When I set num_workers > 0
in torch.utils.data.DataLoader()
, the whole script gets executed multiple times before each epoch.
Here is some pseudo-code of my setup:
from __future__ import print_function, division
import torch
import torch.nn as nn
import torch.optim as optim
from torch.utils.data import Dataset
from torchvision import datasets, transforms
from pathlib import Path
import permutation
import jigsaw_model
torch.backends.cudnn.benchmark = True
device = torch.device("cuda" if torch.cuda.is_available() else "cpu")
# Define hyperparameters
image_size = (99, 99)
batch_size = 256
n = 3
lr = 10e-3
n_epochs = 100
# Create custom permutation object
# This object holds a list of 100 permutations and can select one at random
permutator = permutation.Permutation(filename=Path("data", "permutations_max_100.csv"))
print("Permutator created.")
# Training transforms
transforms_train = transforms.Compose([
... # Normalize the image and cut it into n*n puzzle tiles
])
# Image files
images_train = datasets.ImageFolder(root="my_path/to/images", transform=None)
# This is just a wrapper on torchvision.datasets.ImageFolder().
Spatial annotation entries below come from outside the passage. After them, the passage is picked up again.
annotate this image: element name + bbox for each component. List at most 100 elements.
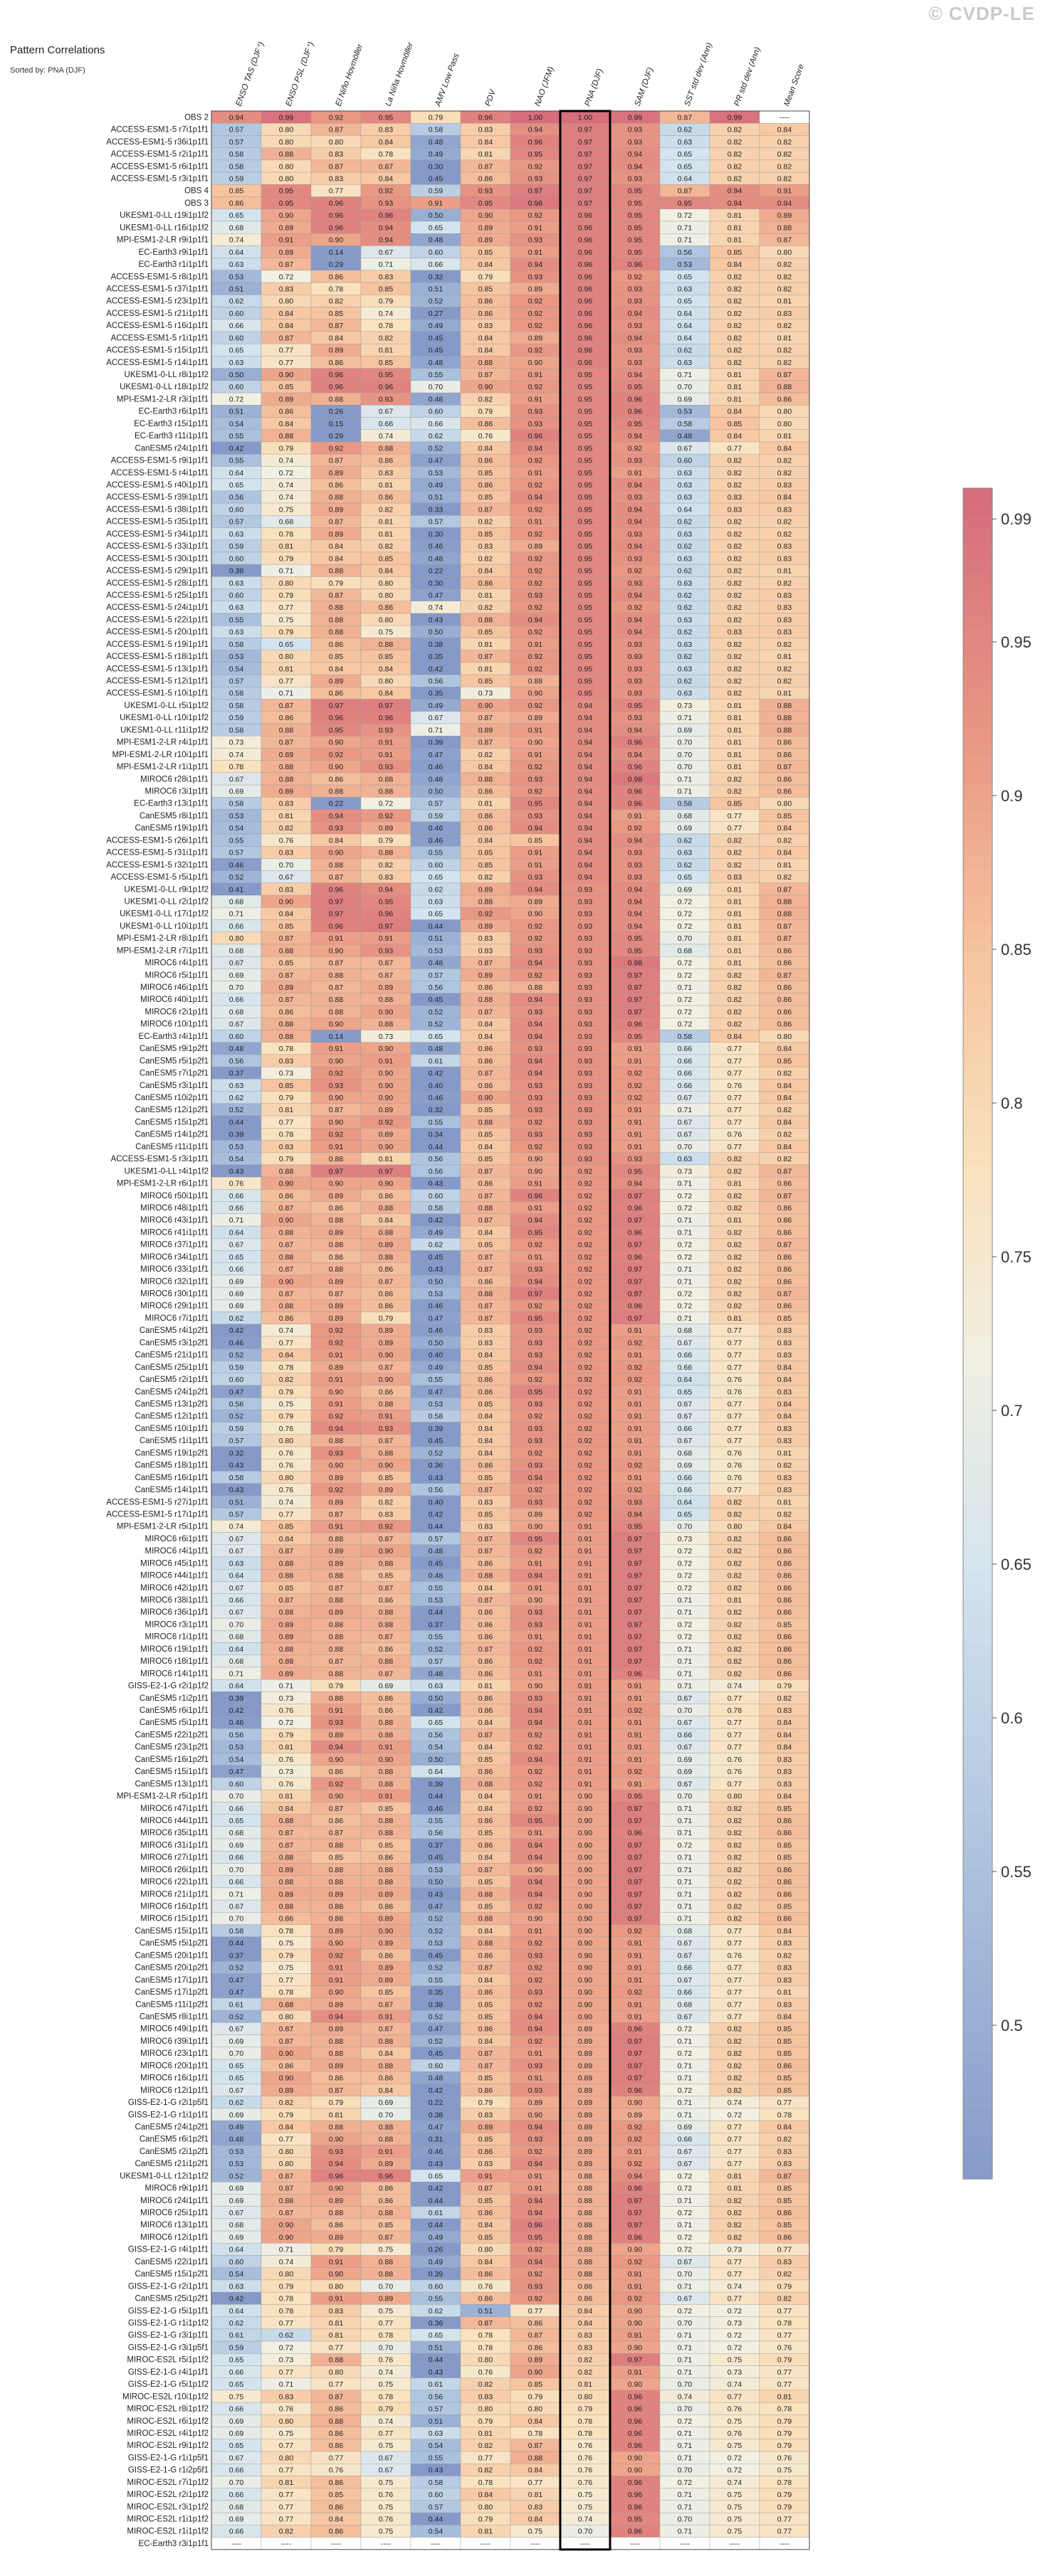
cell-value: 0.44 — [429, 2356, 443, 2365]
cell-value: 0.97 — [628, 983, 643, 992]
cell-value: 0.86 — [329, 2221, 344, 2229]
cell-value: 0.95 — [528, 1535, 543, 1543]
cell-value: 0.94 — [628, 542, 643, 551]
cell-value: 0.84 — [279, 322, 294, 330]
cell-value: 0.97 — [628, 1008, 643, 1016]
cell-value: 0.89 — [329, 1474, 344, 1482]
cell-value: 0.76 — [578, 2454, 593, 2462]
row-label: MIROC6 r19i1p1f1 — [140, 1645, 209, 1654]
cell-value: 0.83 — [279, 885, 294, 894]
cell-value: 0.88 — [379, 444, 394, 453]
cell-value: 0.94 — [628, 910, 643, 919]
cell-value: 0.84 — [478, 1413, 493, 1421]
cell-value: 0.91 — [628, 1057, 643, 1065]
cell-value: 0.93 — [528, 1094, 543, 1102]
cell-value: 0.55 — [429, 2295, 443, 2303]
cell-value: 0.89 — [279, 1890, 294, 1899]
cell-value: 0.93 — [528, 775, 543, 783]
cell-value: 0.87 — [777, 236, 792, 245]
cell-value: 0.90 — [279, 371, 294, 379]
row-label: MIROC6 r13i1p1f1 — [140, 2221, 209, 2229]
cell-value: 0.77 — [777, 2528, 792, 2536]
cell-value: 0.97 — [628, 1535, 643, 1543]
cell-value: 0.26 — [329, 408, 344, 416]
cell-value: 0.87 — [777, 934, 792, 943]
cell-value: 0.95 — [628, 211, 643, 220]
cell-value: 0.52 — [229, 1413, 244, 1421]
row-label: UKESM1-0-LL r12i1p1f2 — [120, 2172, 209, 2180]
cell-value: 0.65 — [429, 1719, 443, 1727]
row-label: MPI-ESM1-2-LR r7i1p1f1 — [117, 946, 209, 955]
cell-value: 0.79 — [478, 408, 493, 416]
cell-value: 0.39 — [429, 2270, 443, 2279]
cell-value: 0.97 — [628, 1645, 643, 1654]
row-label: MIROC-ES2L r1i1p1f2 — [127, 2516, 209, 2524]
cell-value: 0.94 — [628, 922, 643, 931]
cell-value: 0.91 — [628, 1413, 643, 1421]
cell-value: 0.97 — [578, 138, 593, 147]
column-header: La Niña Hovmöller — [384, 41, 416, 107]
cell-value: 0.26 — [429, 2246, 443, 2254]
cell-value: 0.85 — [478, 1155, 493, 1163]
cell-value: 0.88 — [329, 1265, 344, 1274]
cell-value: 0.72 — [229, 395, 244, 403]
row-label: MIROC-ES2L r4i1p1f2 — [127, 2429, 209, 2438]
cell-value: 0.88 — [279, 1228, 294, 1237]
cell-value: 0.55 — [429, 1976, 443, 1985]
cell-value: 0.87 — [279, 1841, 294, 1849]
cell-value: 0.94 — [578, 873, 593, 882]
cell-value: 0.79 — [329, 1682, 344, 1691]
cell-value: 0.85 — [478, 1400, 493, 1408]
cell-value: 0.93 — [628, 849, 643, 857]
cell-value: 0.57 — [429, 2503, 443, 2511]
cell-value: 0.89 — [329, 2062, 344, 2070]
cell-value: 0.93 — [628, 285, 643, 293]
row-label: EC-Earth3 r11i1p1f1 — [135, 432, 209, 440]
cell-value: 0.46 — [229, 1339, 244, 1347]
cell-value: 0.93 — [628, 714, 643, 722]
row-label: OBS 2 — [184, 113, 209, 122]
cell-value: 0.65 — [678, 150, 693, 159]
cell-value: 0.82 — [578, 2356, 593, 2365]
cell-value: 0.82 — [478, 603, 493, 612]
cell-value: 0.69 — [379, 2099, 394, 2107]
cell-value: 0.37 — [429, 1620, 443, 1629]
cell-value: 0.88 — [279, 1302, 294, 1311]
cell-value: 0.54 — [229, 1756, 244, 1764]
cell-value: 0.92 — [578, 1253, 593, 1262]
cell-value: 0.86 — [379, 2197, 394, 2205]
cell-value: 0.65 — [678, 1388, 693, 1396]
cell-value: 0.15 — [329, 420, 344, 428]
cell-value: 0.84 — [728, 1033, 742, 1041]
cell-value: 0.62 — [429, 885, 443, 894]
cell-value: 0.76 — [728, 1474, 742, 1482]
cell-value: 0.93 — [578, 1070, 593, 1078]
cell-value: 0.85 — [728, 248, 742, 257]
cell-value: 0.92 — [578, 1277, 593, 1286]
cell-value: 0.96 — [628, 2025, 643, 2034]
cell-value: 0.94 — [329, 1425, 344, 1433]
row-label: ACCESS-ESM1-5 r12i1p1f1 — [106, 677, 209, 686]
cell-value: 0.86 — [478, 1559, 493, 1568]
cell-value: 0.95 — [628, 946, 643, 955]
cell-value: 0.96 — [628, 2479, 643, 2487]
cell-value: 0.72 — [728, 2466, 742, 2475]
cell-value: 0.60 — [429, 861, 443, 870]
cell-value: 0.92 — [528, 2148, 543, 2156]
cell-value: 0.88 — [379, 1719, 394, 1727]
row-label: MIROC6 r45i1p1f1 — [140, 1559, 209, 1568]
cell-value: 0.83 — [777, 1425, 792, 1433]
cell-value: 0.96 — [578, 334, 593, 342]
cell-value: 0.82 — [728, 2209, 742, 2217]
cell-value: 0.93 — [528, 1425, 543, 1433]
cell-value: 0.46 — [429, 1094, 443, 1102]
cell-value: 0.62 — [678, 542, 693, 551]
cell-value: 0.84 — [478, 836, 493, 845]
row-label: GISS-E2-1-G r5i1p1f2 — [128, 2380, 209, 2389]
cell-value: 0.49 — [429, 150, 443, 159]
cell-value: 0.74 — [429, 603, 443, 612]
cell-value: 0.82 — [279, 1376, 294, 1384]
cell-value: 0.85 — [478, 285, 493, 293]
cell-value: 0.82 — [728, 1204, 742, 1213]
cell-value: 0.79 — [429, 113, 443, 122]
It loads an image, cuts it into n*n puzzle tiles
# and permutates the tiles with a permutation obtained from the permutator object
dataset_train = jigsaw_model.JigsawTileDataset(dataset=images_train, transform=transforms_train, n=n,
permutator=permutator)
# If I set num_workers > 0 here, all the above code is executed multiple times
num_workers = 0
loader_train = torch.utils.data.DataLoader(dataset_train, num_workers=num_workers, shuffle=True, pin_memory=True,
batch_size=batch_size)
# Define the model
model = ...
criterion = nn.CrossEntropyLoss()
optimizer = optim.Adam(model.parameters(), lr=lr)
if __name__ == '__main__':
for epoch in range(n_epochs):
train(...)
validate(...)
A minimal working example can be found here.
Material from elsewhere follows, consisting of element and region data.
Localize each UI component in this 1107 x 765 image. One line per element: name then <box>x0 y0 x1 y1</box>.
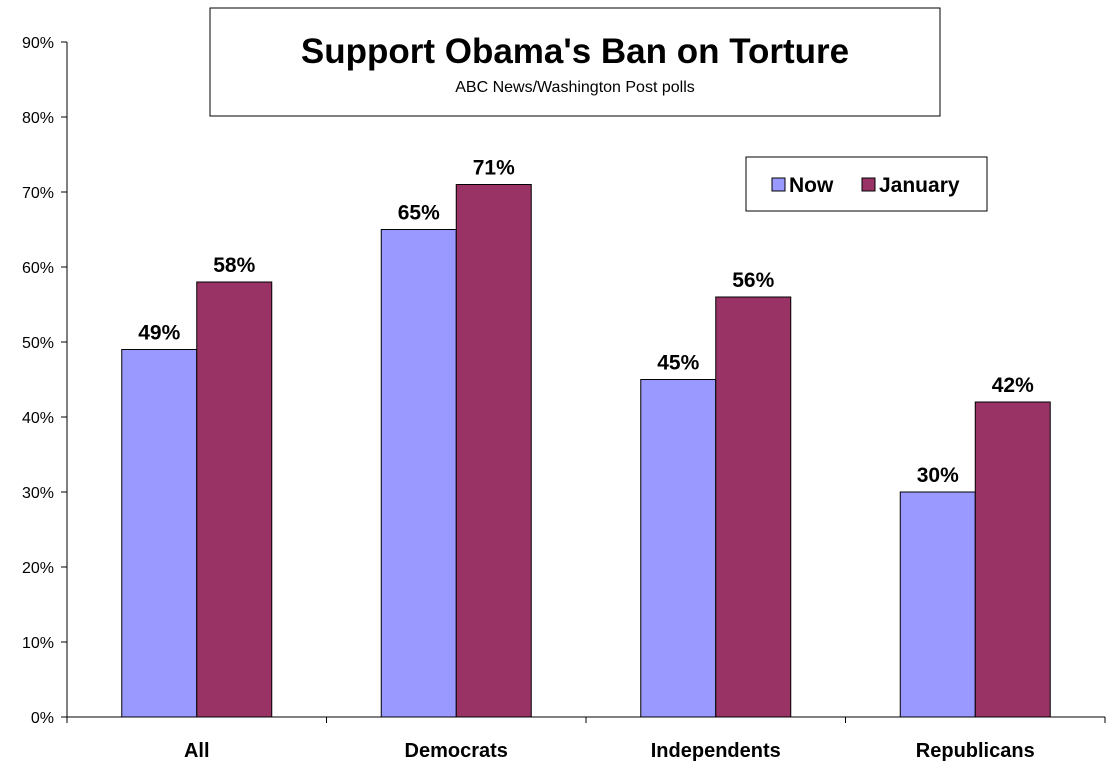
bar-now-independents <box>640 379 717 718</box>
bar-january-independents <box>715 296 792 718</box>
legend-label-january: January <box>879 174 960 197</box>
chart-title: Support Obama's Ban on Torture <box>301 32 849 71</box>
bar-now-all <box>121 349 198 718</box>
x-category-label: All <box>184 740 210 762</box>
data-label: 56% <box>732 269 774 292</box>
x-category-label: Democrats <box>405 740 508 762</box>
data-label: 42% <box>992 374 1034 397</box>
data-label: 71% <box>473 157 515 180</box>
data-label: 65% <box>398 202 440 225</box>
y-tick-label: 0% <box>31 710 54 727</box>
bar-january-democrats <box>455 184 532 718</box>
bar-january-republicans <box>974 401 1051 718</box>
y-tick-label: 80% <box>22 110 54 127</box>
y-tick-label: 60% <box>22 260 54 277</box>
legend: Now January <box>745 156 988 212</box>
legend-swatch-now <box>771 177 786 192</box>
data-label: 49% <box>138 322 180 345</box>
y-tick-label: 50% <box>22 335 54 352</box>
y-tick-label: 90% <box>22 35 54 52</box>
y-tick-label: 10% <box>22 635 54 652</box>
bar-now-democrats <box>380 229 457 718</box>
chart-subtitle: ABC News/Washington Post polls <box>455 79 695 96</box>
title-frame <box>209 7 941 117</box>
y-tick-label: 30% <box>22 485 54 502</box>
x-category-label: Republicans <box>916 740 1035 762</box>
data-label: 58% <box>213 254 255 277</box>
legend-label-now: Now <box>789 174 834 197</box>
bar-january-all <box>196 281 273 718</box>
x-category-label: Independents <box>651 740 781 762</box>
data-label: 30% <box>917 464 959 487</box>
legend-swatch-january <box>861 177 876 192</box>
y-tick-label: 70% <box>22 185 54 202</box>
y-tick-label: 40% <box>22 410 54 427</box>
title-box: Support Obama's Ban on Torture ABC News/… <box>209 7 941 117</box>
data-label: 45% <box>657 352 699 375</box>
plot-area: 0% 10% 20% 30% 40% 50% 60% 70% 80% 90% 49% 58% All 65… <box>22 35 1106 762</box>
bar-now-republicans <box>899 491 976 718</box>
y-tick-label: 20% <box>22 560 54 577</box>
How often the code is executed can be tracked by the output print("Permutator created.")
.
It seems to be num_workers+1
, which makes sense, since it’s one for the base process and one for each worker.
Nevertheless I am puzzled by this behaviour, since I want to avoid multiple creation of the Permutator object before each epoch, but still I wish to use multiple workers for speed considerations.
Any help on this would be very much appreciated
I am using the following setup:
Pytorch 0.4
Python 3.6
Windows 7
Wether I run the code from Pycharm or the Anaconda console, the same behaviour is observed.